Anyone, like me, comparatively unfamiliar with Loretto’s story might jump over the forwards (but read those later) and begin with the introduction, where we get the story of Sr. Mary Luke Tobin (1908-2006).  She was superior general of the Sisters of Loretto from 1958 till 1970, an official American woman auditor at Vatican II, and was an “inside source” for Merton about the council as it was taking place.  Among her many activities she was also a social activist, a promoter of Buddhist-Christian dialogue, and a long-time teacher and lecturer. Going back to the book’s forwards, we get a good sense of the friendship and correspondence between Merton and Tobin.  One footnote (p 6) speculates how Tobin’s friendship might have helped Merton when he was struggling with feelings for a young Louisville nurse (by now a well known story, discussed in Mott’s bio), but Tobin was not at the Motherhouse the day Merton sought her out. Mott’s biography (p. 410) confirms that “the atmosphere at the convent delighted him, and he had come to find in Mother Luke a kindred spirit.”

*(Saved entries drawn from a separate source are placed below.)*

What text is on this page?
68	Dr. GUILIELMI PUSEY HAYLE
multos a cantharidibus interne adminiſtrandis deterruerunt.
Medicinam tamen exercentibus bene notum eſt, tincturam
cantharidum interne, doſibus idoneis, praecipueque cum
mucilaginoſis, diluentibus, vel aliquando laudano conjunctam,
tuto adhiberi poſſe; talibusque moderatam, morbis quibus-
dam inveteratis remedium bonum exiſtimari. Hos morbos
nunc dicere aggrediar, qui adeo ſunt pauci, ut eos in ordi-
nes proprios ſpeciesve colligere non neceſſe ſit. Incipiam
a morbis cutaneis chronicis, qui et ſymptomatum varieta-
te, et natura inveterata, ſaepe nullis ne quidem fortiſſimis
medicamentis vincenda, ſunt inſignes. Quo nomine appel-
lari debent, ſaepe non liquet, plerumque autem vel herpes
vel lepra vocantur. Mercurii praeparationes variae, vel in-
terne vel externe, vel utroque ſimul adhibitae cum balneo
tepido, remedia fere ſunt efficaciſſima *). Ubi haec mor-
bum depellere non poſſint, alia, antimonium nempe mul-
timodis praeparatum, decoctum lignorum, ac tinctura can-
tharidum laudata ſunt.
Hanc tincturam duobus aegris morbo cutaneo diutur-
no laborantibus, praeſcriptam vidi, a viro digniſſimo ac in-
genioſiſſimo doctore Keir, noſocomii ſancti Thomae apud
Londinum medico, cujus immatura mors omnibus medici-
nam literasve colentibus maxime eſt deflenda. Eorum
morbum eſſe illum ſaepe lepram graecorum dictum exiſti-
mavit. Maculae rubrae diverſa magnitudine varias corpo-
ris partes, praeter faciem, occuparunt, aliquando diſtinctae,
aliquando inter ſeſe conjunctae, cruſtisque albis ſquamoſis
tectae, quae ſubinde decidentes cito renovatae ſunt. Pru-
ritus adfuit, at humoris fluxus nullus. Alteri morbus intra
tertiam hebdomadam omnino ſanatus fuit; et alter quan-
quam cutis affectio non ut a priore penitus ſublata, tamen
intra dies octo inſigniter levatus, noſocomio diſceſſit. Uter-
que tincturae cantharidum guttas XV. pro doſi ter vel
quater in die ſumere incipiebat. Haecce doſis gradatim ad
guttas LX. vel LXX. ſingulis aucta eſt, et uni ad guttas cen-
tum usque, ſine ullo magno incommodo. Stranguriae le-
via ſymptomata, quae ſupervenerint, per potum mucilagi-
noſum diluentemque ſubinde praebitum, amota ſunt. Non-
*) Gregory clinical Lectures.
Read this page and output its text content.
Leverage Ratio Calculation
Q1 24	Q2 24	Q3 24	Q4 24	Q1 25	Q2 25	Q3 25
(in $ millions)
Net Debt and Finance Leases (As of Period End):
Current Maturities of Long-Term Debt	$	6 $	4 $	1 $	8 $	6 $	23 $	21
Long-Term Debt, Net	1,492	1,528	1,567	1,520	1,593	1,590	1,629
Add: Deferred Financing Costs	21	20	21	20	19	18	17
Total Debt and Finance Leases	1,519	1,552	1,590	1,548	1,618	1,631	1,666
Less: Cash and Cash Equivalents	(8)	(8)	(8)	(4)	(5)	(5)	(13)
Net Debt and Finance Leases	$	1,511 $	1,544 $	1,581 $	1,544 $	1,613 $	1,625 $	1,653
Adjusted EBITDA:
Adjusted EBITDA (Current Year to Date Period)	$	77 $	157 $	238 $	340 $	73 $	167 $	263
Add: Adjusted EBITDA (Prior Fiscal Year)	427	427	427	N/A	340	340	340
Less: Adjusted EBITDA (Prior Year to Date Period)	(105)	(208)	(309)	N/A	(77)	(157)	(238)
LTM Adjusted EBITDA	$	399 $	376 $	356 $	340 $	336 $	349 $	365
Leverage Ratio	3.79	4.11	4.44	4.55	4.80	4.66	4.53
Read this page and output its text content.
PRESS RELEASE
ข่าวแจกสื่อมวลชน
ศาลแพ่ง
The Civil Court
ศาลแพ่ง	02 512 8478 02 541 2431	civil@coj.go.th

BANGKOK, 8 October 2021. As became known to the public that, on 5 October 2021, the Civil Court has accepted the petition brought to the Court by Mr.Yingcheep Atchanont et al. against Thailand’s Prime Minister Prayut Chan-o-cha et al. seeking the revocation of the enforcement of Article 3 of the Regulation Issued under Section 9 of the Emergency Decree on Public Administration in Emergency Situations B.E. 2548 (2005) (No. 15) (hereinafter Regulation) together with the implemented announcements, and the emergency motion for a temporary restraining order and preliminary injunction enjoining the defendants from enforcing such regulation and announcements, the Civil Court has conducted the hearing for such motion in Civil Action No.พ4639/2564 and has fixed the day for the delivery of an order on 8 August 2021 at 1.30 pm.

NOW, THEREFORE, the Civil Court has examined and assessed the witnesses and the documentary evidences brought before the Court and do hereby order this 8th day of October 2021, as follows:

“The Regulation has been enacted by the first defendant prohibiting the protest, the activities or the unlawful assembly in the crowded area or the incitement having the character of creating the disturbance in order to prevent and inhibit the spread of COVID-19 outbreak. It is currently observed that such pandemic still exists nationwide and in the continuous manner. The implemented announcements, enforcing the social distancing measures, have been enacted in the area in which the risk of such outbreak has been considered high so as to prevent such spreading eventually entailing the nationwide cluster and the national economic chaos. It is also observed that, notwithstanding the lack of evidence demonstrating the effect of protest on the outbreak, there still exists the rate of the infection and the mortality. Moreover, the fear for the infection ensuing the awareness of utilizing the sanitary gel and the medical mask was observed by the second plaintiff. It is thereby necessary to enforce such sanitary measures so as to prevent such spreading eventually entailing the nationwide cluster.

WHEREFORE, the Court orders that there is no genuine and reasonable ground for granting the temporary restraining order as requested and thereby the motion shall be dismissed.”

Hidden in the Same Mystery collects Merton’s writings and talks at Loretto, and some of Sr. Tobin’s remarks and writings.  The writings give a good view of Merton’s ideas about prayer, contemplation, and service, plus Tobin’s own view of Merton’s spiritual development and struggles.  Merton’s 1963 talk to novices and postulants detail some of his principles on prayer and cautions how one can be mislead by “impractical ideals” of prayer.  His essay for the 1962 sesquicentennial gives an interesting overview of the order’s history.  Tobin’s two essays about Merton’s ideas of prayer helpfully discusses the way Merton continued to grow and develop in his theology.  The several editorial updates set the talks and essays in context, and the book includes photographs of Loretto and the sisters. I enjoyed a photo of Tobin, demonstrating at a Denver church for equality of women, and holding a sign that reads "I am a woman survivor of the Catholic Church."

1 comment:

  1. The devil has infiltrated some convents of America and I thank God that I was spared the trauma of the feminist movment. I was a postulate at Loretto in 1951. A wonderful experience that has shaped my life as a woman and mother. I used to be very proud of my time at Loretto until a friend of mine who has been a sister for 50 years said "you were a postulant at Loretto in Kentucky Oh my"? She informed me of the changes that took place after I left. I was sickened. I pray for Loretto that the feminist will come to their senses. I have been married for many years now.
    God's plans are the best and as very sad. The Catholic Church has got a black eye because of the behavior of many sisters. I no longer want to be associated with the sisters that I once was so proud to be a member.